Heading toward a bright future, Heyn said Delta Health has set two lofty goals in the areas of patient safety and satisfaction. The goal first is to become a Center Medicaid and Medicare Services (CMS) Five Star Hospital. The second goal is to obtain Leapfrog grade A status.

The hospital currently boasts a four star CMS rating but has struggled over the years with its Leapfrog rating. The hospital posted a consistent string of “C” grades but then hit a disappointing “D” grade last fall. The last time the hospital reached an “A” grade was the fall 2017, something Heyn is determined to bring back to the hospital.

“Part of the problem is that if we have a poor Leapfrog score, that’s based on data that’s a year old,” he said, adding that going forward Delta Health will focus on making vast improvements in the area of safety and satisfaction.

“When they post the Leapfrog score for 2022, it’s going to show improvement,” Heyn said with absolute confidence.

When addressing the hospital’s past, Heyn said the organization is learning from it, but it won’t let it define the future. He said the goal is to improve on the past with quantifiable measurements that will serve to strengthen Delta Health.

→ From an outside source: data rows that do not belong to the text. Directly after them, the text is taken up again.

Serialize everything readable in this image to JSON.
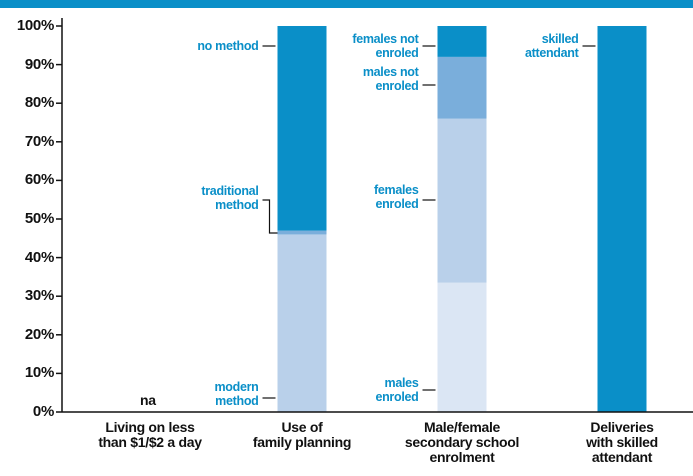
{
  "chart_data": {
    "type": "stacked_bar",
    "categories": [
      "Living on less\nthan $1/$2 a day",
      "Use of\nfamily planning",
      "Male/female\nsecondary school\nenrolment",
      "Deliveries\nwith skilled\nattendant"
    ],
    "series": [
      {
        "name": "modern method",
        "color": "#b9d0ea",
        "values": [
          null,
          46,
          null,
          null
        ]
      },
      {
        "name": "traditional method",
        "color": "#7aaedb",
        "values": [
          null,
          1,
          null,
          null
        ]
      },
      {
        "name": "no method",
        "color": "#0a8fc8",
        "values": [
          null,
          53,
          null,
          null
        ]
      },
      {
        "name": "males enroled",
        "color": "#dbe6f4",
        "values": [
          null,
          null,
          33.5,
          null
        ]
      },
      {
        "name": "females enroled",
        "color": "#b9d0ea",
        "values": [
          null,
          null,
          42.5,
          null
        ]
      },
      {
        "name": "males not enroled",
        "color": "#7aaedb",
        "values": [
          null,
          null,
          16,
          null
        ]
      },
      {
        "name": "females not enroled",
        "color": "#0a8fc8",
        "values": [
          null,
          null,
          8,
          null
        ]
      },
      {
        "name": "skilled attendant",
        "color": "#0a8fc8",
        "values": [
          null,
          null,
          null,
          100
        ]
      }
    ],
    "annotations": [
      {
        "text": "na",
        "category": 0
      }
    ],
    "ylim": [
      0,
      100
    ],
    "yticks": [
      {
        "value": 0,
        "label": "0%"
      },
      {
        "value": 10,
        "label": "10%"
      },
      {
        "value": 20,
        "label": "20%"
      },
      {
        "value": 30,
        "label": "30%"
      },
      {
        "value": 40,
        "label": "40%"
      },
      {
        "value": 50,
        "label": "50%"
      },
      {
        "value": 60,
        "label": "60%"
      },
      {
        "value": 70,
        "label": "70%"
      },
      {
        "value": 80,
        "label": "80%"
      },
      {
        "value": 90,
        "label": "90%"
      },
      {
        "value": 100,
        "label": "100%"
      }
    ]
  }
}
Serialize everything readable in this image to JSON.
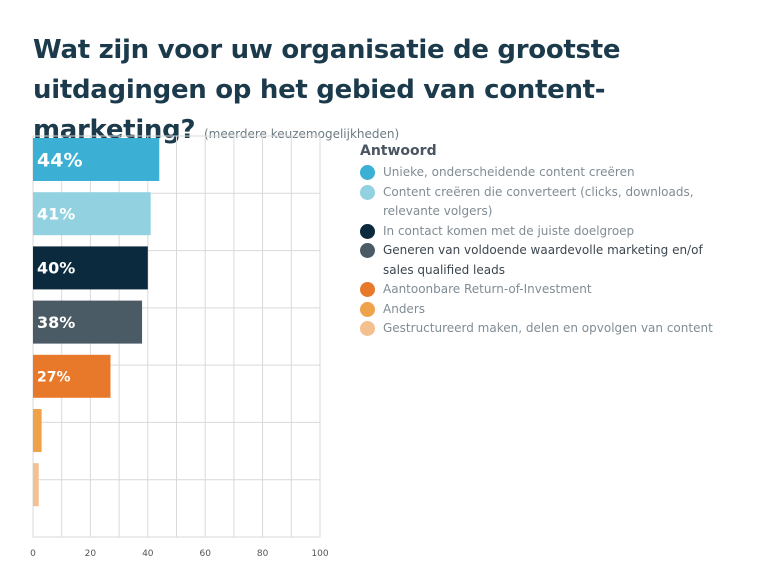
{
  "header": {
    "title": "Wat zijn voor uw organisatie de grootste uitdagingen op het gebied van content- marketing?",
    "subtitle": "(meerdere keuzemogelijkheden)"
  },
  "legend": {
    "title": "Antwoord",
    "items": [
      {
        "label": "Unieke, onderscheidende content creëren",
        "color": "#3bb0d4",
        "dark": false
      },
      {
        "label": "Content creëren die converteert (clicks, downloads, relevante volgers)",
        "color": "#92d1df",
        "dark": false
      },
      {
        "label": "In contact komen met de juiste doelgroep",
        "color": "#0b2a3d",
        "dark": false
      },
      {
        "label": "Generen van voldoende waardevolle marketing en/of sales qualified leads",
        "color": "#4b5b66",
        "dark": true
      },
      {
        "label": "Aantoonbare Return-of-Investment",
        "color": "#e9792a",
        "dark": false
      },
      {
        "label": "Anders",
        "color": "#f0a24b",
        "dark": false
      },
      {
        "label": "Gestructureerd maken, delen en opvolgen van content",
        "color": "#f4c08f",
        "dark": false
      }
    ]
  },
  "chart_data": {
    "type": "bar",
    "orientation": "horizontal",
    "title": "Wat zijn voor uw organisatie de grootste uitdagingen op het gebied van content- marketing?",
    "xlabel": "",
    "ylabel": "",
    "xlim": [
      0,
      100
    ],
    "xticks": [
      0,
      20,
      40,
      60,
      80,
      100
    ],
    "grid": true,
    "legend_position": "right",
    "categories": [
      "Unieke, onderscheidende content creëren",
      "Content creëren die converteert (clicks, downloads, relevante volgers)",
      "In contact komen met de juiste doelgroep",
      "Generen van voldoende waardevolle marketing en/of sales qualified leads",
      "Aantoonbare Return-of-Investment",
      "Anders",
      "Gestructureerd maken, delen en opvolgen van content"
    ],
    "values": [
      44,
      41,
      40,
      38,
      27,
      3,
      2
    ],
    "labels": [
      "44%",
      "41%",
      "40%",
      "38%",
      "27%",
      "",
      ""
    ],
    "colors": [
      "#3bb0d4",
      "#92d1df",
      "#0b2a3d",
      "#4b5b66",
      "#e9792a",
      "#f0a24b",
      "#f4c08f"
    ]
  }
}
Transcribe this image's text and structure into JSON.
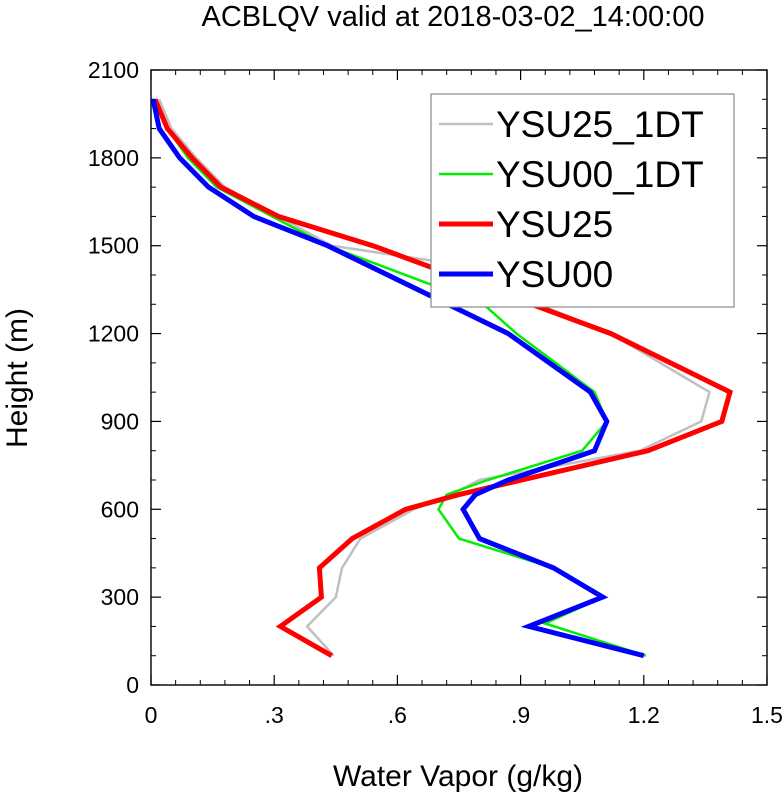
{
  "chart_data": {
    "type": "line",
    "title": "ACBLQV valid at 2018-03-02_14:00:00",
    "xlabel": "Water Vapor (g/kg)",
    "ylabel": "Height (m)",
    "xlim": [
      0,
      1.5
    ],
    "ylim": [
      0,
      2100
    ],
    "xticks": [
      0,
      0.3,
      0.6,
      0.9,
      1.2,
      1.5
    ],
    "xtick_labels": [
      "0",
      ".3",
      ".6",
      ".9",
      "1.2",
      "1.5"
    ],
    "yticks": [
      0,
      300,
      600,
      900,
      1200,
      1500,
      1800,
      2100
    ],
    "ytick_labels": [
      "0",
      "300",
      "600",
      "900",
      "1200",
      "1500",
      "1800",
      "2100"
    ],
    "grid": false,
    "legend_position": "top-right",
    "series": [
      {
        "name": "YSU25_1DT",
        "color": "#c0c0c0",
        "width": "thin",
        "points": [
          [
            0.445,
            100
          ],
          [
            0.38,
            200
          ],
          [
            0.45,
            300
          ],
          [
            0.465,
            400
          ],
          [
            0.51,
            500
          ],
          [
            0.64,
            600
          ],
          [
            0.73,
            650
          ],
          [
            0.8,
            700
          ],
          [
            1.19,
            800
          ],
          [
            1.34,
            900
          ],
          [
            1.36,
            1000
          ],
          [
            1.12,
            1200
          ],
          [
            0.68,
            1450
          ],
          [
            0.44,
            1500
          ],
          [
            0.18,
            1700
          ],
          [
            0.11,
            1800
          ],
          [
            0.05,
            1900
          ],
          [
            0.02,
            2000
          ]
        ]
      },
      {
        "name": "YSU00_1DT",
        "color": "#00ee00",
        "width": "thin",
        "points": [
          [
            1.205,
            100
          ],
          [
            0.96,
            210
          ],
          [
            1.1,
            300
          ],
          [
            0.98,
            400
          ],
          [
            0.75,
            500
          ],
          [
            0.7,
            600
          ],
          [
            0.72,
            650
          ],
          [
            0.82,
            700
          ],
          [
            1.05,
            800
          ],
          [
            1.11,
            900
          ],
          [
            1.08,
            1000
          ],
          [
            0.89,
            1200
          ],
          [
            0.81,
            1300
          ],
          [
            0.43,
            1500
          ],
          [
            0.16,
            1700
          ],
          [
            0.09,
            1800
          ],
          [
            0.04,
            1900
          ],
          [
            0.01,
            2000
          ]
        ]
      },
      {
        "name": "YSU25",
        "color": "#ff0000",
        "width": "thick",
        "points": [
          [
            0.44,
            100
          ],
          [
            0.315,
            200
          ],
          [
            0.415,
            300
          ],
          [
            0.41,
            400
          ],
          [
            0.49,
            500
          ],
          [
            0.62,
            600
          ],
          [
            0.75,
            650
          ],
          [
            1.21,
            800
          ],
          [
            1.39,
            900
          ],
          [
            1.41,
            1000
          ],
          [
            1.12,
            1200
          ],
          [
            0.54,
            1500
          ],
          [
            0.31,
            1600
          ],
          [
            0.17,
            1700
          ],
          [
            0.1,
            1800
          ],
          [
            0.04,
            1900
          ],
          [
            0.01,
            2000
          ]
        ]
      },
      {
        "name": "YSU00",
        "color": "#0000ff",
        "width": "thick",
        "points": [
          [
            1.2,
            100
          ],
          [
            0.92,
            200
          ],
          [
            1.1,
            300
          ],
          [
            0.98,
            400
          ],
          [
            0.8,
            500
          ],
          [
            0.76,
            600
          ],
          [
            0.79,
            650
          ],
          [
            0.87,
            700
          ],
          [
            1.08,
            800
          ],
          [
            1.11,
            900
          ],
          [
            1.07,
            1000
          ],
          [
            0.87,
            1200
          ],
          [
            0.43,
            1500
          ],
          [
            0.25,
            1600
          ],
          [
            0.14,
            1700
          ],
          [
            0.07,
            1800
          ],
          [
            0.02,
            1900
          ],
          [
            0.005,
            2000
          ]
        ]
      }
    ]
  }
}
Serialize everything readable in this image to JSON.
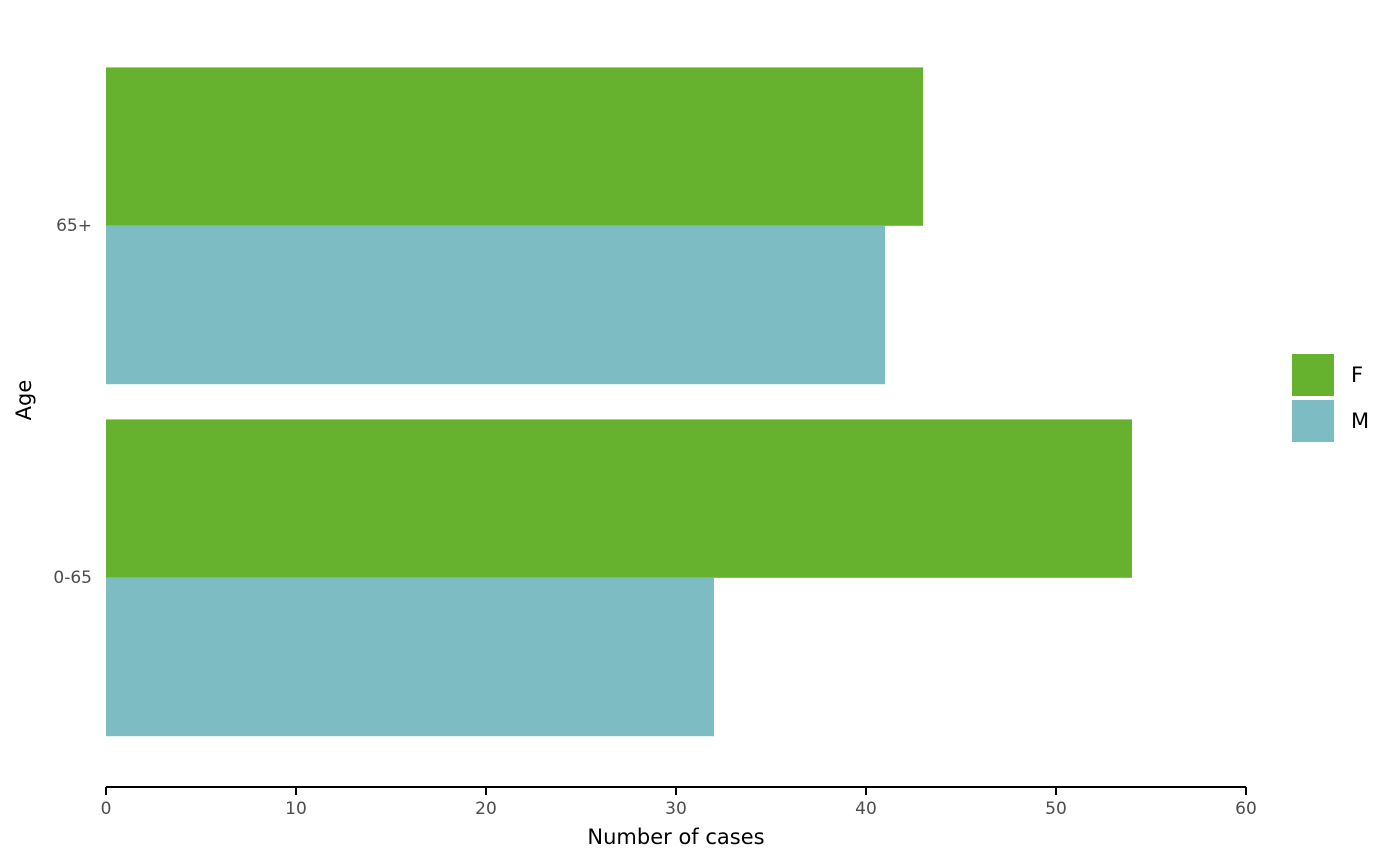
{
  "chart_data": {
    "type": "barh",
    "x_label": "Number of cases",
    "y_label": "Age",
    "categories": [
      "0-65",
      "65+"
    ],
    "series": [
      {
        "name": "F",
        "color": "#66b22f",
        "values": [
          54,
          43
        ]
      },
      {
        "name": "M",
        "color": "#7dbcc3",
        "values": [
          32,
          41
        ]
      }
    ],
    "xlim": [
      0,
      60
    ],
    "xticks": [
      0,
      10,
      20,
      30,
      40,
      50,
      60
    ],
    "legend": "right"
  }
}
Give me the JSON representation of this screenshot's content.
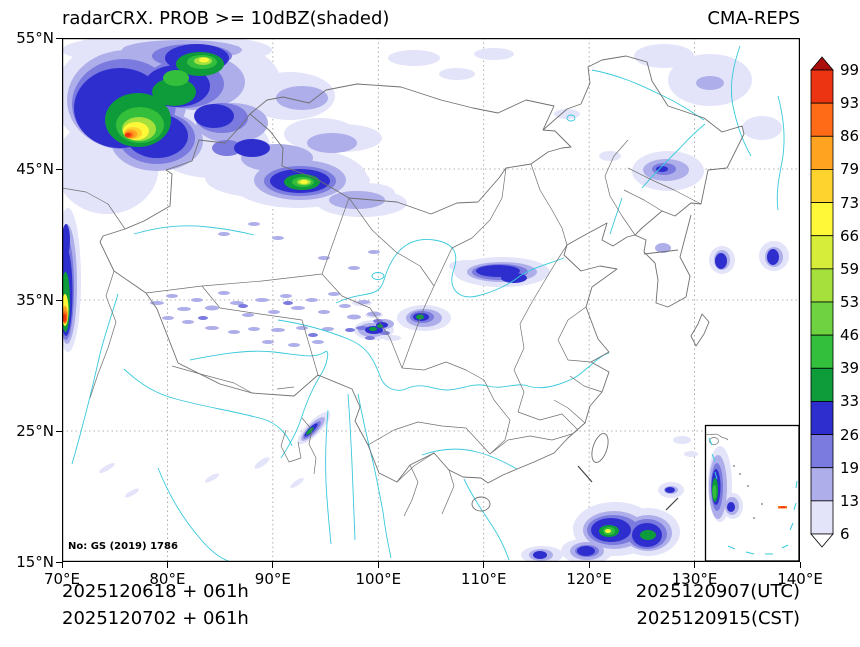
{
  "header": {
    "title": "radarCRX. PROB >= 10dBZ(shaded)",
    "model": "CMA-REPS"
  },
  "axes": {
    "x_ticks": [
      "70°E",
      "80°E",
      "90°E",
      "100°E",
      "110°E",
      "120°E",
      "130°E",
      "140°E"
    ],
    "y_ticks": [
      "55°N",
      "45°N",
      "35°N",
      "25°N",
      "15°N"
    ],
    "x_range_deg_e": [
      70,
      140
    ],
    "y_range_deg_n": [
      15,
      55
    ]
  },
  "colorbar": {
    "labels_top_to_bottom": [
      "99",
      "93",
      "86",
      "79",
      "73",
      "66",
      "59",
      "53",
      "46",
      "39",
      "33",
      "26",
      "19",
      "13",
      "6"
    ],
    "colors_bottom_to_top": [
      "#FFFFFF",
      "#E3E3F9",
      "#AEAEEA",
      "#7A7ADF",
      "#2E2ECF",
      "#0E9B3A",
      "#33BE3C",
      "#6FD241",
      "#A5E03C",
      "#D6ED3A",
      "#FFF838",
      "#FFD32E",
      "#FFA321",
      "#FF6B16",
      "#EC3312",
      "#AC0E0E"
    ]
  },
  "map": {
    "license_label": "No: GS (2019) 1786",
    "border_color": "#707070",
    "river_color": "#38C9DC",
    "grid_color": "#999999"
  },
  "footer": {
    "init1": "2025120618 + 061h",
    "init2": "2025120702 + 061h",
    "valid_utc": "2025120907(UTC)",
    "valid_cst": "2025120915(CST)"
  },
  "chart_data": {
    "type": "heatmap",
    "title": "radarCRX. PROB >= 10dBZ(shaded)",
    "model": "CMA-REPS",
    "variable": "Probability of composite radar reflectivity >= 10 dBZ",
    "units": "%",
    "levels": [
      6,
      13,
      19,
      26,
      33,
      39,
      46,
      53,
      59,
      66,
      73,
      79,
      86,
      93,
      99
    ],
    "lon_range_deg_e": [
      70,
      140
    ],
    "lat_range_deg_n": [
      15,
      55
    ],
    "init_lines": [
      "2025120618 + 061h",
      "2025120702 + 061h"
    ],
    "valid_times": [
      "2025120907(UTC)",
      "2025120915(CST)"
    ],
    "shaded_regions": [
      {
        "area": "NW corner / Xinjiang-Kazakhstan (71-88E, 44-55N)",
        "peak": "99+ with red core near 76.5E 48N and green-yellow core near 78-80E 53N"
      },
      {
        "area": "East Xinjiang (~92E, 44.5N)",
        "peak": "~66 (yellow-green core inside blue patch)"
      },
      {
        "area": "West map edge strip (70-71.5E, 32-41N)",
        "peak": "99+ (red/orange streak near 34N)"
      },
      {
        "area": "Tibetan Plateau scattered streaks (78-101E, 29-36N)",
        "peak": "13-33"
      },
      {
        "area": "Qinghai cluster (~99-101E, 32-34N)",
        "peak": "~39"
      },
      {
        "area": "Shaanxi/Shanxi patch (~108-113E, 36-38.5N)",
        "peak": "~33"
      },
      {
        "area": "North Sichuan (~103-106E, 33-34.5N)",
        "peak": "~39"
      },
      {
        "area": "Myanmar border streak (~93.5E, 24.5N)",
        "peak": "~39"
      },
      {
        "area": "South China Sea / Philippine Sea (114-128E, 15-22N)",
        "peak": "~66 (green cores ~122.5E 17.5N)"
      },
      {
        "area": "NE China (~127.5E, 45N)",
        "peak": "~26"
      },
      {
        "area": "Sea of Japan right edge (~137E, 38N)",
        "peak": "~26"
      },
      {
        "area": "South China Sea inset",
        "peak": "~46 vertical green streak, small orange mark at right"
      }
    ],
    "legend_position": "right vertical colorbar with pointed over/under triangles"
  }
}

As for the unveiling of the new Delta Health brand in just a few weeks, Heyn said everybody’s excited. The marketing department led by Davis reached out to staff on the logo design and 90% agreed on the logo with the delta symbol, mountains, rivers and mesa.

“I am really excited. I feel like it modernizes the organization and pulls us into 21st century health care. The community will see a change in the overall way that healthcare is provided as they witness the change in our brand,” Heyn said.